Key Experimental Results¶
Main Results: Texture Transfer Quality Comparison¶
| Method | SIFID↓ | CLIP sim.↑ | Inference Time |
|---|---|---|---|
| TEXTure | 0.34 | 0.84 | 5 min |
| MVEdit | 0.38 | 0.84 | 1 min |
| EASI-TEX | 0.29 | 0.85 | 15 min |
| TriTex | 0.22 | 0.87 | 1 min |
Ablation Study: Component Contributions¶
| Setting | SIFID↓ | CLIP sim.↑ |
|---|---|---|
| w/o network (Nearest Neighbor) | 0.23 | 0.86 |
| w/o \(\mathcal{L}_{MSE}\) | 0.23 | 0.86 |
| w/o \(\mathcal{L}_{app}\) | 0.28 | 0.85 |
| w/o augmentations | 0.21 | 0.85 |
| TriTex (full) | 0.22 | 0.87 |
Key Findings¶
- TriTex outperforms the best baseline EASI-TEX in both SIFID (0.22 vs 0.29) and CLIP similarity (0.87 vs 0.85).
- In an Amazon Mechanical Turk user study, TriTex was strongly preferred in all three comparisons (>65% of votes).
- Removing the perceptual loss leads to blurry outputs (SIFID rises to 0.28), demonstrating that high-level feature alignment is crucial.
- Removing augmentations results in a drop in the CLIP score (0.85), validating that generalization ability relies heavily on augmentation.
- Inference takes only 1 minute, which is comparable to MVEdit but delivers superior quality.
Highlights & Insights¶
- Elegant Combination of One-shot Learning and Semantic Correspondence: Leveraging pre-trained semantic features (Diff3F) to transform one-shot learning into semantic mapping learning.
- Practicality of the Triplane Representation: Strikes an excellent balance between 3D and 2D operations, supporting efficient 2D convolutional processing.
- Strong Cross-Shape Generalization: Although trained on only a single mesh, it retains high-quality transfer performance even under significant shape variations in objects of the same category.
- Fast Feed-forward Inference: No per-object optimization is required during inference, making it ideal for large-scale scene applications.
Limitations & Future Work¶
- Lack of generative capabilities: Cannot generate new details that do not exist in the source texture (e.g., if the source dog lacks a tongue, the target dog's tongue cannot be textured).
- Does not leverage text-to-image priors: Cannot compensate when semantic feature matching is ambiguous.
- Requires target shapes to be aligned with the source shape orientation; allowing arbitrary rotation degrades detail preservation.

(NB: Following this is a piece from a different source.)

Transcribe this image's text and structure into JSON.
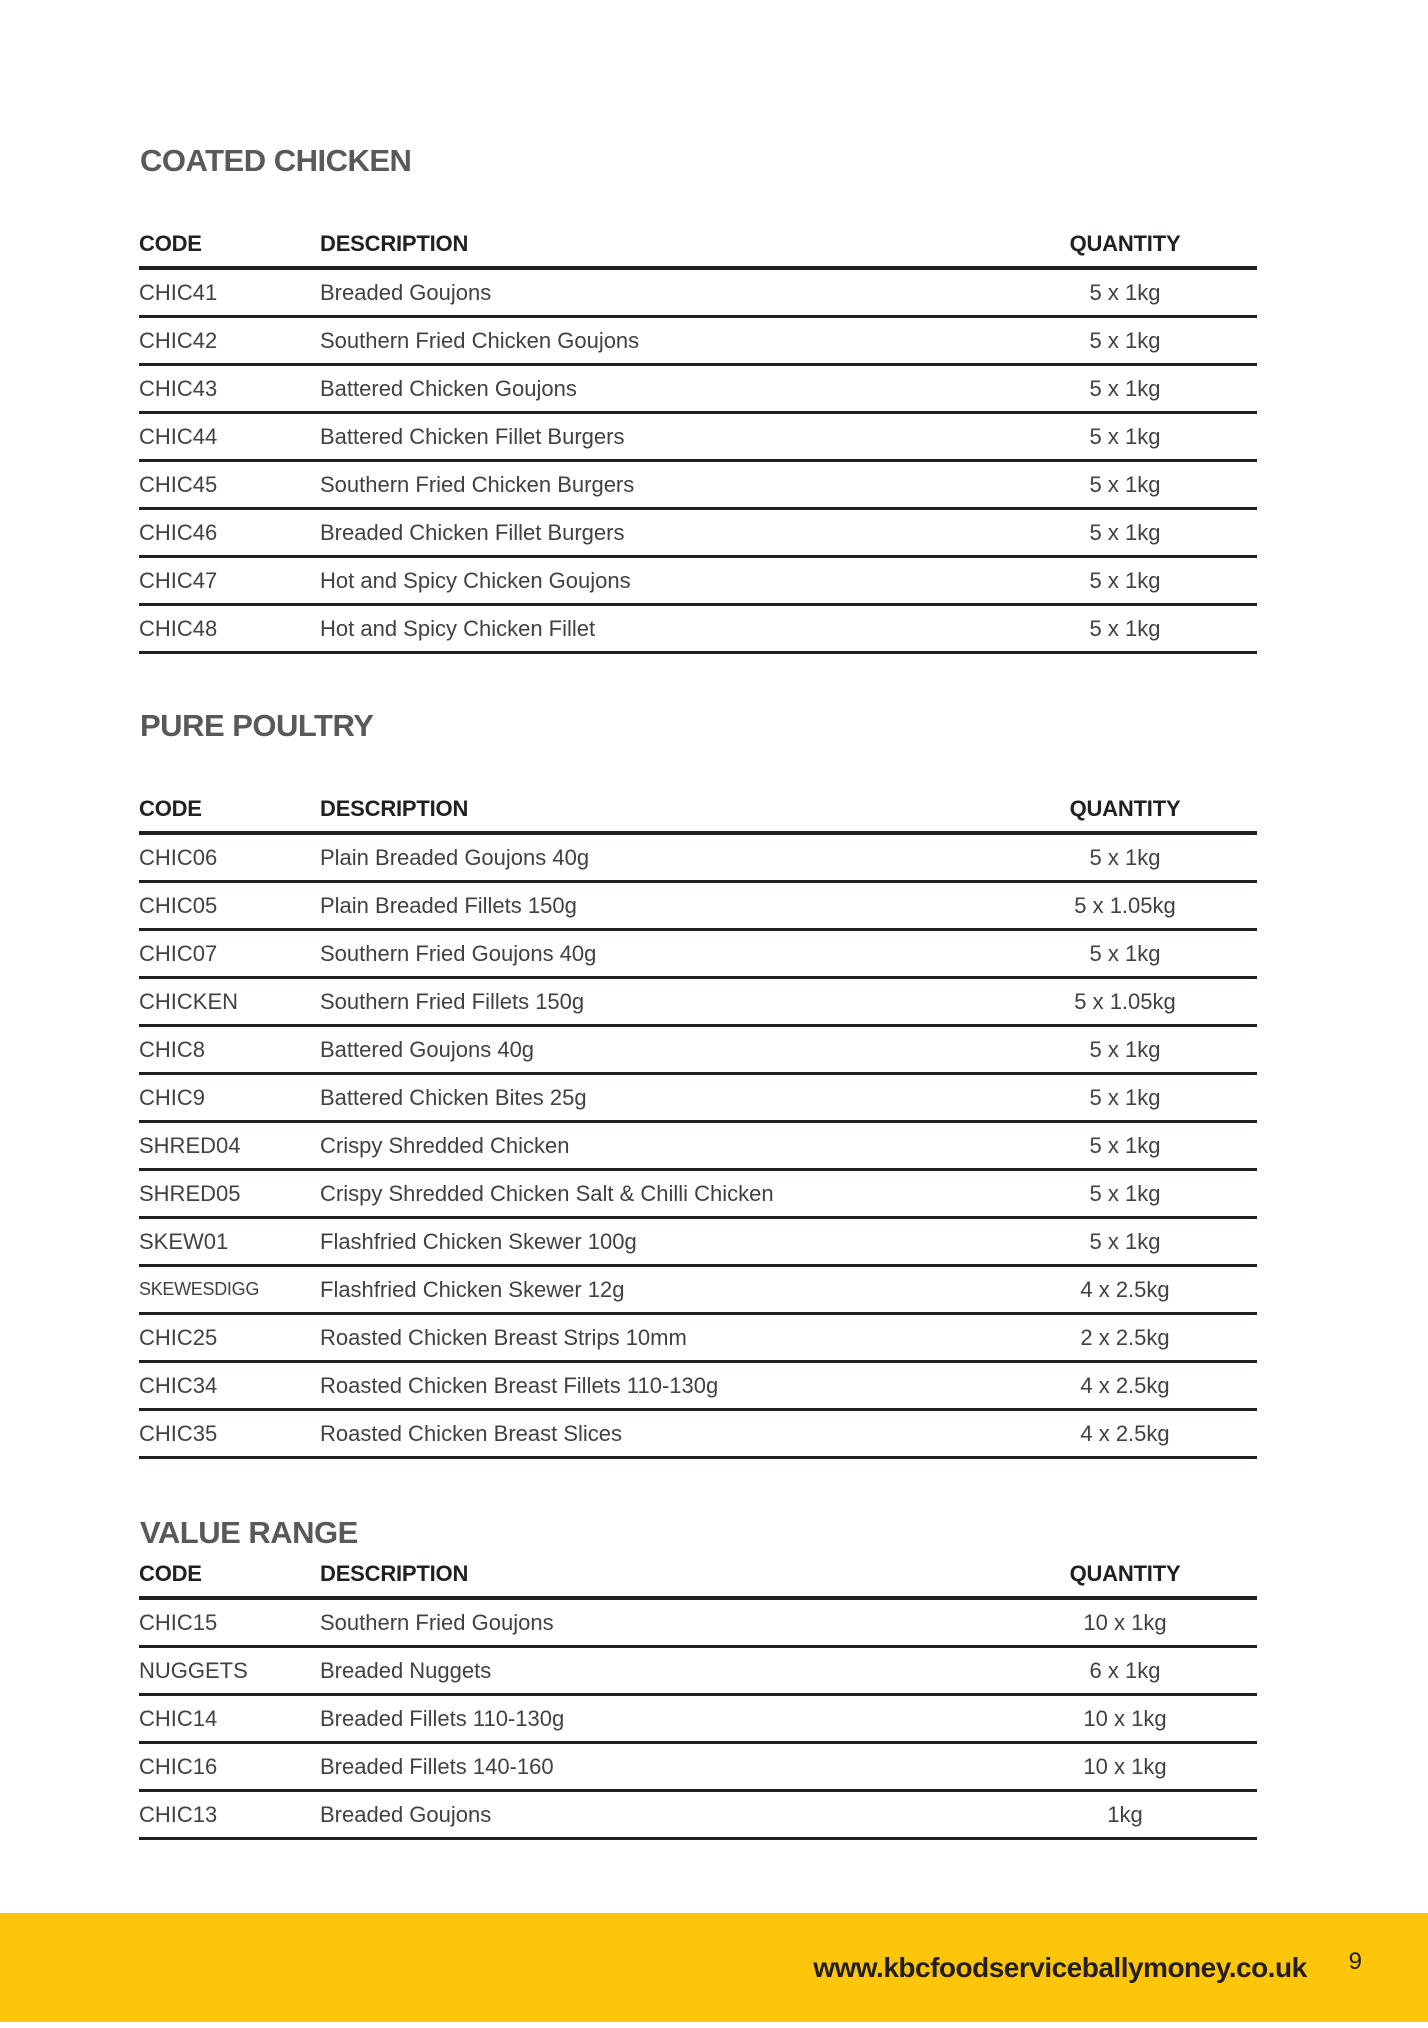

- Cross-category transfer performance depends on the degree of semantic overlap.
- Future work could incorporate cross-attention to handle reference images, enabling image-based feed-forward texturing.
Related Work & Insights¶
- Unlike Texturify/AUV-net, which require large-scale datasets, TriTex only requires a single textured mesh.

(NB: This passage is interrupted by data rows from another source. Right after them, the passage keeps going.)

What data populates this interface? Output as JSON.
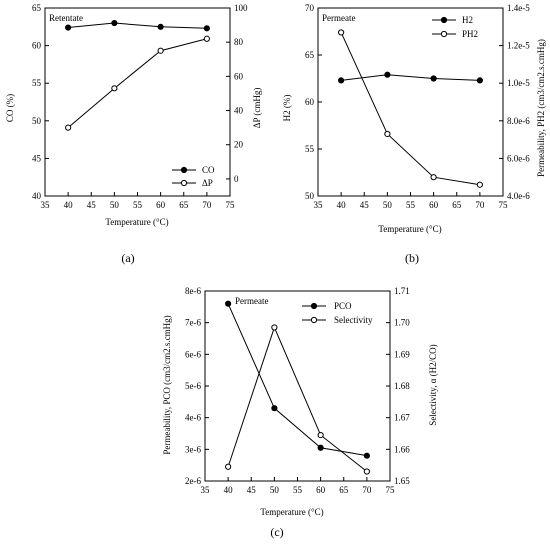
{
  "chart_data": [
    {
      "type": "line",
      "panel": "(a)",
      "inside_label": "Retentate",
      "xlabel": "Temperature (°C)",
      "xlim": [
        35,
        75
      ],
      "x_ticks": [
        35,
        40,
        45,
        50,
        55,
        60,
        65,
        70,
        75
      ],
      "ylabel_left": "CO (%)",
      "ylim_left": [
        40,
        65
      ],
      "y_ticks_left": [
        40,
        45,
        50,
        55,
        60,
        65
      ],
      "ylabel_right": "ΔP (cmHg)",
      "ylim_right": [
        -10,
        100
      ],
      "y_ticks_right": [
        0,
        20,
        40,
        60,
        80,
        100
      ],
      "legend_position": "bottom-right",
      "series": [
        {
          "name": "CO",
          "marker": "filled-circle",
          "axis": "left",
          "x": [
            40,
            50,
            60,
            70
          ],
          "y": [
            62.4,
            63.0,
            62.5,
            62.3
          ]
        },
        {
          "name": "ΔP",
          "marker": "open-circle",
          "axis": "right",
          "x": [
            40,
            50,
            60,
            70
          ],
          "y": [
            30,
            53,
            75,
            82
          ]
        }
      ]
    },
    {
      "type": "line",
      "panel": "(b)",
      "inside_label": "Permeate",
      "xlabel": "Temperature (°C)",
      "xlim": [
        35,
        75
      ],
      "x_ticks": [
        35,
        40,
        45,
        50,
        55,
        60,
        65,
        70,
        75
      ],
      "ylabel_left": "H2 (%)",
      "ylim_left": [
        50,
        70
      ],
      "y_ticks_left": [
        50,
        55,
        60,
        65,
        70
      ],
      "ylabel_right": "Permeability, PH2 (cm3/cm2.s.cmHg)",
      "ylim_right": [
        4e-06,
        1.4e-05
      ],
      "y_ticks_right": [
        "4.0e-6",
        "6.0e-6",
        "8.0e-6",
        "1.0e-5",
        "1.2e-5",
        "1.4e-5"
      ],
      "y_ticks_right_values": [
        4e-06,
        6e-06,
        8e-06,
        1e-05,
        1.2e-05,
        1.4e-05
      ],
      "legend_position": "top-right",
      "series": [
        {
          "name": "H2",
          "marker": "filled-circle",
          "axis": "left",
          "x": [
            40,
            50,
            60,
            70
          ],
          "y": [
            62.3,
            62.9,
            62.5,
            62.3
          ]
        },
        {
          "name": "PH2",
          "marker": "open-circle",
          "axis": "right",
          "x": [
            40,
            50,
            60,
            70
          ],
          "y": [
            1.27e-05,
            7.3e-06,
            5e-06,
            4.6e-06
          ]
        }
      ]
    },
    {
      "type": "line",
      "panel": "(c)",
      "inside_label": "Permeate",
      "xlabel": "Temperature (°C)",
      "xlim": [
        35,
        75
      ],
      "x_ticks": [
        35,
        40,
        45,
        50,
        55,
        60,
        65,
        70,
        75
      ],
      "ylabel_left": "Permeability, PCO (cm3/cm2.s.cmHg)",
      "ylim_left": [
        2e-06,
        8e-06
      ],
      "y_ticks_left": [
        "2e-6",
        "3e-6",
        "4e-6",
        "5e-6",
        "6e-6",
        "7e-6",
        "8e-6"
      ],
      "y_ticks_left_values": [
        2e-06,
        3e-06,
        4e-06,
        5e-06,
        6e-06,
        7e-06,
        8e-06
      ],
      "ylabel_right": "Selectivity, α (H2/CO)",
      "ylim_right": [
        1.65,
        1.71
      ],
      "y_ticks_right": [
        1.65,
        1.66,
        1.67,
        1.68,
        1.69,
        1.7,
        1.71
      ],
      "legend_position": "top-right",
      "series": [
        {
          "name": "PCO",
          "marker": "filled-circle",
          "axis": "left",
          "x": [
            40,
            50,
            60,
            70
          ],
          "y": [
            7.6e-06,
            4.3e-06,
            3.05e-06,
            2.8e-06
          ]
        },
        {
          "name": "Selectivity",
          "marker": "open-circle",
          "axis": "right",
          "x": [
            40,
            50,
            60,
            70
          ],
          "y": [
            1.6545,
            1.6985,
            1.6645,
            1.653
          ]
        }
      ]
    }
  ],
  "captions": {
    "a": "(a)",
    "b": "(b)",
    "c": "(c)"
  }
}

- Similar to Splice, which utilizes DINO features for 2D color transfer, TriTex extends this to 3D semantic texture transfer.

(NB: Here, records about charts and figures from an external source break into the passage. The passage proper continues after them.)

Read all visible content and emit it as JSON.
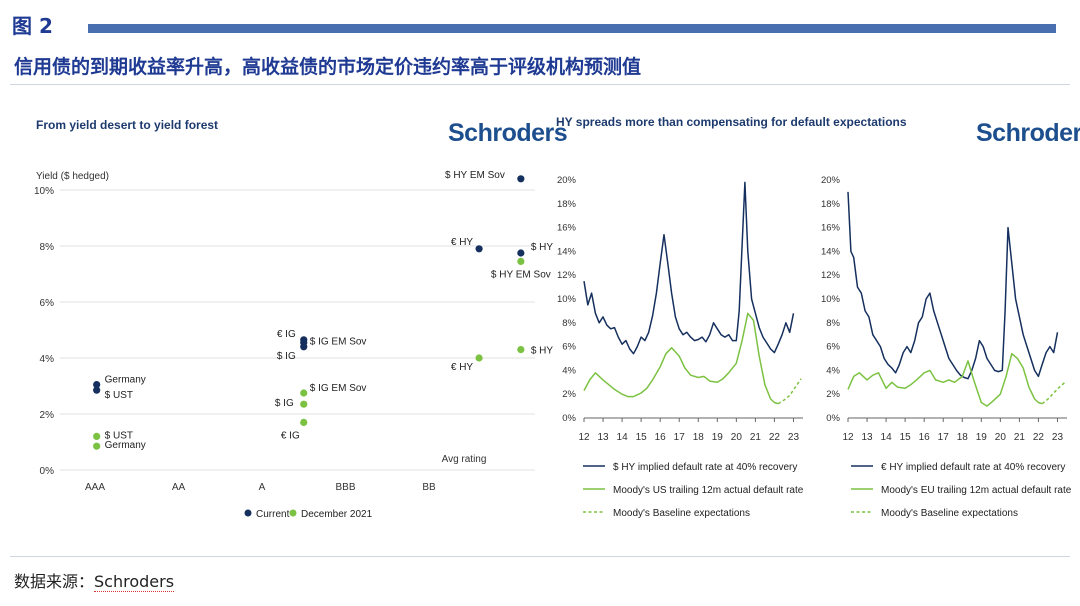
{
  "header": {
    "figure_label": "图 2",
    "headline": "信用债的到期收益率升高，高收益债的市场定价违约率高于评级机构预测值"
  },
  "footer": {
    "source_prefix": "数据来源：",
    "source_name": "Schroders"
  },
  "colors": {
    "navy": "#15305e",
    "green": "#7cc242",
    "title_blue": "#1f3a93",
    "bar_blue": "#4a6fb0"
  },
  "chart_data": [
    {
      "type": "scatter",
      "title": "From yield desert to yield forest",
      "brand": "Schroders",
      "ylabel": "Yield ($ hedged)",
      "xlabel": "Avg rating",
      "categories": [
        "AAA",
        "AA",
        "A",
        "BBB",
        "BB"
      ],
      "ylim": [
        0,
        10
      ],
      "yticks": [
        "0%",
        "2%",
        "4%",
        "6%",
        "8%",
        "10%"
      ],
      "grid": true,
      "legend": {
        "position": "bottom",
        "entries": [
          "Current",
          "December 2021"
        ]
      },
      "series": [
        {
          "name": "Current",
          "points": [
            {
              "label": "Germany",
              "x": 0.02,
              "y": 3.05
            },
            {
              "label": "$ UST",
              "x": 0.02,
              "y": 2.85
            },
            {
              "label": "€ IG",
              "x": 2.5,
              "y": 4.65
            },
            {
              "label": "$ IG EM Sov",
              "x": 2.5,
              "y": 4.55
            },
            {
              "label": "$ IG",
              "x": 2.5,
              "y": 4.4
            },
            {
              "label": "$ HY EM Sov",
              "x": 5.1,
              "y": 10.4
            },
            {
              "label": "€ HY",
              "x": 4.6,
              "y": 7.9
            },
            {
              "label": "$ HY",
              "x": 5.1,
              "y": 7.75
            }
          ]
        },
        {
          "name": "December 2021",
          "points": [
            {
              "label": "$ UST",
              "x": 0.02,
              "y": 1.2
            },
            {
              "label": "Germany",
              "x": 0.02,
              "y": 0.85
            },
            {
              "label": "$ IG EM Sov",
              "x": 2.5,
              "y": 2.75
            },
            {
              "label": "$ IG",
              "x": 2.5,
              "y": 2.35
            },
            {
              "label": "€ IG",
              "x": 2.5,
              "y": 1.7
            },
            {
              "label": "$ HY EM Sov",
              "x": 5.1,
              "y": 7.45
            },
            {
              "label": "€ HY",
              "x": 4.6,
              "y": 4.0
            },
            {
              "label": "$ HY",
              "x": 5.1,
              "y": 4.3
            }
          ]
        }
      ]
    },
    {
      "type": "line",
      "title": "HY spreads more than compensating for default expectations",
      "brand": "Schroders",
      "xlim": [
        2012,
        2023.5
      ],
      "xticks": [
        "12",
        "13",
        "14",
        "15",
        "16",
        "17",
        "18",
        "19",
        "20",
        "21",
        "22",
        "23"
      ],
      "ylim": [
        0,
        20
      ],
      "yticks": [
        "0%",
        "2%",
        "4%",
        "6%",
        "8%",
        "10%",
        "12%",
        "14%",
        "16%",
        "18%",
        "20%"
      ],
      "series": [
        {
          "name": "$ HY implied default rate at 40% recovery",
          "style": "solid",
          "color": "#15305e",
          "x": [
            2012.0,
            2012.2,
            2012.4,
            2012.6,
            2012.8,
            2013.0,
            2013.2,
            2013.4,
            2013.6,
            2013.8,
            2014.0,
            2014.2,
            2014.4,
            2014.6,
            2014.8,
            2015.0,
            2015.2,
            2015.4,
            2015.6,
            2015.8,
            2016.0,
            2016.2,
            2016.4,
            2016.6,
            2016.8,
            2017.0,
            2017.2,
            2017.4,
            2017.6,
            2017.8,
            2018.0,
            2018.2,
            2018.4,
            2018.6,
            2018.8,
            2019.0,
            2019.2,
            2019.4,
            2019.6,
            2019.8,
            2020.0,
            2020.15,
            2020.3,
            2020.45,
            2020.6,
            2020.8,
            2021.0,
            2021.2,
            2021.4,
            2021.6,
            2021.8,
            2022.0,
            2022.2,
            2022.4,
            2022.6,
            2022.8,
            2023.0
          ],
          "y": [
            11.5,
            9.5,
            10.5,
            8.8,
            8.0,
            8.5,
            7.8,
            7.5,
            7.6,
            6.8,
            6.2,
            6.5,
            5.8,
            5.4,
            6.0,
            6.8,
            6.5,
            7.2,
            8.6,
            10.5,
            13.0,
            15.4,
            13.0,
            10.5,
            8.5,
            7.5,
            7.0,
            7.2,
            6.8,
            6.5,
            6.6,
            6.8,
            6.4,
            7.0,
            8.0,
            7.5,
            7.0,
            6.8,
            7.0,
            6.5,
            6.5,
            9.0,
            14.5,
            19.8,
            14.0,
            10.0,
            8.8,
            7.6,
            6.8,
            6.3,
            5.8,
            5.5,
            6.2,
            7.0,
            8.0,
            7.2,
            8.8
          ]
        },
        {
          "name": "Moody's US trailing 12m actual default rate",
          "style": "solid",
          "color": "#7cc242",
          "x": [
            2012.0,
            2012.3,
            2012.6,
            2013.0,
            2013.3,
            2013.6,
            2014.0,
            2014.3,
            2014.6,
            2015.0,
            2015.3,
            2015.6,
            2016.0,
            2016.3,
            2016.6,
            2017.0,
            2017.3,
            2017.6,
            2018.0,
            2018.3,
            2018.6,
            2019.0,
            2019.3,
            2019.6,
            2020.0,
            2020.3,
            2020.6,
            2020.9,
            2021.2,
            2021.5,
            2021.8,
            2022.0,
            2022.2
          ],
          "y": [
            2.3,
            3.2,
            3.8,
            3.2,
            2.8,
            2.4,
            2.0,
            1.8,
            1.8,
            2.1,
            2.5,
            3.2,
            4.3,
            5.4,
            5.9,
            5.2,
            4.2,
            3.6,
            3.4,
            3.5,
            3.1,
            3.0,
            3.3,
            3.8,
            4.6,
            6.5,
            8.8,
            8.2,
            5.2,
            2.8,
            1.6,
            1.3,
            1.2
          ]
        },
        {
          "name": "Moody's Baseline expectations",
          "style": "dashed",
          "color": "#7cc242",
          "x": [
            2022.2,
            2022.5,
            2022.8,
            2023.1,
            2023.4
          ],
          "y": [
            1.2,
            1.5,
            1.9,
            2.6,
            3.3
          ]
        }
      ]
    },
    {
      "type": "line",
      "xlim": [
        2012,
        2023.5
      ],
      "xticks": [
        "12",
        "13",
        "14",
        "15",
        "16",
        "17",
        "18",
        "19",
        "20",
        "21",
        "22",
        "23"
      ],
      "ylim": [
        0,
        20
      ],
      "yticks": [
        "0%",
        "2%",
        "4%",
        "6%",
        "8%",
        "10%",
        "12%",
        "14%",
        "16%",
        "18%",
        "20%"
      ],
      "series": [
        {
          "name": "€ HY implied default rate at 40% recovery",
          "style": "solid",
          "color": "#15305e",
          "x": [
            2012.0,
            2012.15,
            2012.3,
            2012.5,
            2012.7,
            2012.9,
            2013.1,
            2013.3,
            2013.5,
            2013.7,
            2013.9,
            2014.1,
            2014.3,
            2014.5,
            2014.7,
            2014.9,
            2015.1,
            2015.3,
            2015.5,
            2015.7,
            2015.9,
            2016.1,
            2016.3,
            2016.5,
            2016.7,
            2016.9,
            2017.1,
            2017.3,
            2017.5,
            2017.7,
            2017.9,
            2018.1,
            2018.3,
            2018.5,
            2018.7,
            2018.9,
            2019.1,
            2019.3,
            2019.5,
            2019.7,
            2019.9,
            2020.1,
            2020.25,
            2020.4,
            2020.6,
            2020.8,
            2021.0,
            2021.2,
            2021.4,
            2021.6,
            2021.8,
            2022.0,
            2022.2,
            2022.4,
            2022.6,
            2022.8,
            2023.0
          ],
          "y": [
            19.0,
            14.0,
            13.5,
            11.0,
            10.5,
            9.0,
            8.5,
            7.0,
            6.5,
            6.0,
            5.0,
            4.5,
            4.2,
            3.8,
            4.5,
            5.5,
            6.0,
            5.5,
            6.5,
            8.0,
            8.5,
            10.0,
            10.5,
            9.0,
            8.0,
            7.0,
            6.0,
            5.0,
            4.5,
            4.0,
            3.6,
            3.4,
            3.3,
            4.0,
            5.0,
            6.5,
            6.0,
            5.0,
            4.5,
            4.0,
            3.9,
            4.0,
            9.0,
            16.0,
            13.0,
            10.0,
            8.5,
            7.0,
            6.0,
            5.0,
            4.0,
            3.5,
            4.5,
            5.5,
            6.0,
            5.5,
            7.2
          ]
        },
        {
          "name": "Moody's EU trailing 12m actual default rate",
          "style": "solid",
          "color": "#7cc242",
          "x": [
            2012.0,
            2012.3,
            2012.6,
            2013.0,
            2013.3,
            2013.6,
            2014.0,
            2014.3,
            2014.6,
            2015.0,
            2015.3,
            2015.6,
            2016.0,
            2016.3,
            2016.6,
            2017.0,
            2017.3,
            2017.6,
            2018.0,
            2018.3,
            2018.6,
            2019.0,
            2019.3,
            2019.6,
            2020.0,
            2020.3,
            2020.6,
            2020.9,
            2021.2,
            2021.5,
            2021.8,
            2022.0,
            2022.2
          ],
          "y": [
            2.4,
            3.5,
            3.8,
            3.2,
            3.6,
            3.8,
            2.5,
            3.0,
            2.6,
            2.5,
            2.8,
            3.2,
            3.8,
            4.0,
            3.2,
            3.0,
            3.2,
            3.0,
            3.5,
            4.8,
            3.2,
            1.3,
            1.0,
            1.4,
            2.0,
            3.5,
            5.4,
            5.0,
            4.2,
            2.6,
            1.6,
            1.3,
            1.2
          ]
        },
        {
          "name": "Moody's Baseline expectations",
          "style": "dashed",
          "color": "#7cc242",
          "x": [
            2022.2,
            2022.5,
            2022.8,
            2023.1,
            2023.4
          ],
          "y": [
            1.2,
            1.6,
            2.1,
            2.6,
            3.0
          ]
        }
      ]
    }
  ]
}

- The cross-shape semantic consistency of Diff3F features is a critical foundation for the success of this method.
Rating¶
⭐⭐⭐⭐ — The method is simple yet highly efficient. The design that maps single-instance learning with triplane semantic mapping is ingenious. The experiments are thorough (both quantitative and user studies), demonstrating clear advantages in texture fidelity and speed.